Remove and Prevent Black Algae Stains on Asphalt Shingle Roofs
Living in a humid area puts you at risk for having dark streaks on asphalt shingle roofs. While this is caused by dirt, defective shingles and mildew, the most common cause is blue-green algae: Gloeocapsa Magma, which is spread by airborne spores.
Even though they are harmless, the impact they have hinders the resale value of your home and the appearance. Algae stains are usually absent below the metal flashing near chimneys or roof vents, due to algae growth being inhibited by trace metals. Copper and zinc on galvanized sheet metal are toxic to algae, halting growth.
Algae Resistant Shingles
Copper granules are now mixed into some roofing products to create algae resistance shingles. If your area is prone to algae growth, specify this type of shingle when replacing your roof.
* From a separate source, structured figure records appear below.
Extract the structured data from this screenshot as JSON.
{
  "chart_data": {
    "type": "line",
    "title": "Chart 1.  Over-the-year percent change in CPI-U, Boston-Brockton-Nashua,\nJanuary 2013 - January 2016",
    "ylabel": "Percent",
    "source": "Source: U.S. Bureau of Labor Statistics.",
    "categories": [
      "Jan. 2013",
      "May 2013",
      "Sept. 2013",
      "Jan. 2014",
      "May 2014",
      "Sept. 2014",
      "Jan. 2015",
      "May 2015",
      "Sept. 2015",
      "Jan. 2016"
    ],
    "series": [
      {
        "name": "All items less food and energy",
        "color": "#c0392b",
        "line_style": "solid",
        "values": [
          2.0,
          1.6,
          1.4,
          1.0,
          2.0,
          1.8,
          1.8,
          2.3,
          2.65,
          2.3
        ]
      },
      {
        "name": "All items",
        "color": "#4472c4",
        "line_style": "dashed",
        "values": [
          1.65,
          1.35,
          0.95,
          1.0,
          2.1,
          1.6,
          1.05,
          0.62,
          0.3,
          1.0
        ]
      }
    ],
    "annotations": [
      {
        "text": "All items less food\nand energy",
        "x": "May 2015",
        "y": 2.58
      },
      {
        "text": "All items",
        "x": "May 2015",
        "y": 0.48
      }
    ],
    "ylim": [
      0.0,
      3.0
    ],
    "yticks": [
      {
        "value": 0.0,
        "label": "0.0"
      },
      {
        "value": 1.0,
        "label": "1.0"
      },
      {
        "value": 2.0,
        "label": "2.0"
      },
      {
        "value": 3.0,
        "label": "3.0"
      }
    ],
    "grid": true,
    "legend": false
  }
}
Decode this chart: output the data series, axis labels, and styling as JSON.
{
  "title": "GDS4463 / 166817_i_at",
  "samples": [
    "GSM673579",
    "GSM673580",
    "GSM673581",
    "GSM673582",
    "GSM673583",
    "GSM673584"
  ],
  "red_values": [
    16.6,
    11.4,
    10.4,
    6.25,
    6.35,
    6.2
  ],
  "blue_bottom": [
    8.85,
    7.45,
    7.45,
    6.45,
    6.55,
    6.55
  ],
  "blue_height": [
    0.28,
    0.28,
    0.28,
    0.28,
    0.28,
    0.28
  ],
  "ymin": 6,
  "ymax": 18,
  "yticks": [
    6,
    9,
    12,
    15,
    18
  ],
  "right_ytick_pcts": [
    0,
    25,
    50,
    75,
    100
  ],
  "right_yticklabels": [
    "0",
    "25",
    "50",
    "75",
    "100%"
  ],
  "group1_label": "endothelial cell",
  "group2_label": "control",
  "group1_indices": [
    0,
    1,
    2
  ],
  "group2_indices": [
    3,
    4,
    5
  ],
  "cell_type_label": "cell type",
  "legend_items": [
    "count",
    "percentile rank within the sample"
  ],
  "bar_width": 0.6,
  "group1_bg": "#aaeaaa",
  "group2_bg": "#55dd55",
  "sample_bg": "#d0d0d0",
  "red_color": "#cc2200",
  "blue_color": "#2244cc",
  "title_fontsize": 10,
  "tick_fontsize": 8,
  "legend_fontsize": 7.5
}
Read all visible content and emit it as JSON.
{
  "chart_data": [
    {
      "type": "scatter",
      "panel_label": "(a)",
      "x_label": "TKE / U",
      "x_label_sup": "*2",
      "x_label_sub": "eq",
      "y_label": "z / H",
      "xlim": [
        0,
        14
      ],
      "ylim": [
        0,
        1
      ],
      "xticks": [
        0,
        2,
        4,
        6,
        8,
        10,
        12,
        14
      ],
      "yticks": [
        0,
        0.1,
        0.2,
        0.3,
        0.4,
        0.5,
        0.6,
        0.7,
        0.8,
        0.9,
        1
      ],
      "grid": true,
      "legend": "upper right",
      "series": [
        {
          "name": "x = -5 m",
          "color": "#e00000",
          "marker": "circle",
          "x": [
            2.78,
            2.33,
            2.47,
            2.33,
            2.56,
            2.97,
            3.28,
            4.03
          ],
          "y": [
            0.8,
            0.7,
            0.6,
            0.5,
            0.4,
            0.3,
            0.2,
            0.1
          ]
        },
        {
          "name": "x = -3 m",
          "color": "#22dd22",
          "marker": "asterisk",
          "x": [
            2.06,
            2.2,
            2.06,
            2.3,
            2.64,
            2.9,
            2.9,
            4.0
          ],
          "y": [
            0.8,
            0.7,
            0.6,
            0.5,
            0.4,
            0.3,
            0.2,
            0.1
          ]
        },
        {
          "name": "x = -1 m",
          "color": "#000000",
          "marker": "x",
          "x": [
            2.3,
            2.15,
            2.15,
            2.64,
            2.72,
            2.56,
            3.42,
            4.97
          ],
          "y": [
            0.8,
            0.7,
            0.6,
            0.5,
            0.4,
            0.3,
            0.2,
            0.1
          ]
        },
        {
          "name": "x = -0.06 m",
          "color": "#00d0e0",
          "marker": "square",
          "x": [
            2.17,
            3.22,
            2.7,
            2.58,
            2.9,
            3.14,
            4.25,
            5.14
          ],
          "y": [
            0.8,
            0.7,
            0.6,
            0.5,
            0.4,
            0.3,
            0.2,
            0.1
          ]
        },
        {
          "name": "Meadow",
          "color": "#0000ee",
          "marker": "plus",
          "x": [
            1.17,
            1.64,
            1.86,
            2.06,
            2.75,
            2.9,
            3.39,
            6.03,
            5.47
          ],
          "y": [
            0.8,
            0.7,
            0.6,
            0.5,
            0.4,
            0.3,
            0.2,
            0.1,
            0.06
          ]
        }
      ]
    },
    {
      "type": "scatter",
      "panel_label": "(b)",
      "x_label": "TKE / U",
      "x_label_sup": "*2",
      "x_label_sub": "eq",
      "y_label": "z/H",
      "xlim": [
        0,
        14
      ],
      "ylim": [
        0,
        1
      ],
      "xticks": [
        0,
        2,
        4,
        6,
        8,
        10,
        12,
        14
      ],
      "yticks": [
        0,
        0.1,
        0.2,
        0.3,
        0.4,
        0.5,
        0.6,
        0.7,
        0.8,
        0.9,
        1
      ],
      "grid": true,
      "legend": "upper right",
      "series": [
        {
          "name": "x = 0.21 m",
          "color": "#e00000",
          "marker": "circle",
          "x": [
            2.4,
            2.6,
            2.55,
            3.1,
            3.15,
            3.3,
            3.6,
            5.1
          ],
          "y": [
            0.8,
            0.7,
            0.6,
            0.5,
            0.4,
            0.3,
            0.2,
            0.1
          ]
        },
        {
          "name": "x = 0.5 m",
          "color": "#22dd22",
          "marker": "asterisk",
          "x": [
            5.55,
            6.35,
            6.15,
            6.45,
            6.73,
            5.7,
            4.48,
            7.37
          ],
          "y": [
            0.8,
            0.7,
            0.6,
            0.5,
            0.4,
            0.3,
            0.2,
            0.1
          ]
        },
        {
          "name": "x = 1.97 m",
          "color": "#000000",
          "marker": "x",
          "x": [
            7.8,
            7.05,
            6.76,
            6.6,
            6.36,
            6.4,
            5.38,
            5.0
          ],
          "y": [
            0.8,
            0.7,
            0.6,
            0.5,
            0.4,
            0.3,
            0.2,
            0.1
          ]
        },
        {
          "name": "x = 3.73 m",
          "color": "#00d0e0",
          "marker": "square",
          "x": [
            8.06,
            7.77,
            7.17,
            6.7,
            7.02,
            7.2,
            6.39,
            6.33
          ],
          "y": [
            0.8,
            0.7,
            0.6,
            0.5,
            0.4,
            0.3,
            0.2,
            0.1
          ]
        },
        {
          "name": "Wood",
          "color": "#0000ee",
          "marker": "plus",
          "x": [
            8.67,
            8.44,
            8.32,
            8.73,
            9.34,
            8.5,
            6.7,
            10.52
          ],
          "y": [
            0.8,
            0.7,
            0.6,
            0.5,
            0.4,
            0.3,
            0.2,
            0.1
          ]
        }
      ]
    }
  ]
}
By cleaning, algae stains can be dealt with. The bad news is, they will return. Occasionally cleaning is fine for your roof, but the repeated use of harsh chemicals can cause damage and shorten the life of asphalt shingles.
Wet & Forget Outdoor is a popular brand used specially for algae stain removal. A mixture of trisodium phosphate, bleach and water can also remove the stains. Oxygen bleach is a less harmful choice to the environment and lightens the stains, but does not produce an immediate impact like chlorine bleach.
If you want to clean your roof yourself, you will need these materials:
- Old clothes
- Safety glasses or goggles
- Rubber gloves
- Safety rope
- Garden hose with spray nozzle
- Slip resistant shoes
- Pump spray
It’s dangerous to work on a roof, which is why you should take precautions before working on your roof. Wear slip resistant shoes, avoid steep roofs, and use a safety rope if needed. Protect your skin and eyes when using harsh chemicals.
Wet down any grass, shrubs or plants if using bleach, as the bleach can kill more than just algae. Cover bushes with plastic after wetting them down.
The best day to clean your roof is on a cloudy day, as it prevents the cleaner from evaporating too quickly. You can find our the manufacturer of your shingles if you don’t know already, and find out what’s best to clean the roof with. Follow the right directions if the product is directly made for cleaning roofs.
Despite most bleach products to clean roofs varying in formula, the most basic formula is:
- 1 quart bleach (6% sodium hypochlorite)
- 1 gallon water
- 1/4 cup TSP (trisodium phosphate) or other heavy duty cleaner (No cleaners that contain ammonia as it can result in poisonous chlorine gas when mixed with bleach)
In a pump-type garden spray, pour the ingredients, mix and spray. Wet down the roof wit the solution, let it sit for about 15 minutes, then wash it off with a hose.
To prevent algae stains from coming back, look into installing a strip of copper or zinc coated sheet metal just below the ridge alongside the roof. About 2 to 4 inches of metal should be visible on the roof for this to be effective.
Copper is toxic to algae, but galvanized sheet metal is less expensive. Both are available in rolls, varying in widths and thickness from either online or in store locally.
With the help of roofing nails or screws with a rubber washer, you can attach narrow strips of sheet metal to your roof. Wider pieces of metal require loosening the self-sealing tabs on the top row shingles with a putty knife, slipping part of the metal under them and nailing it under the shingles with roofing nails.
While this article is about the removal of algae, these methods can be used for moss as well.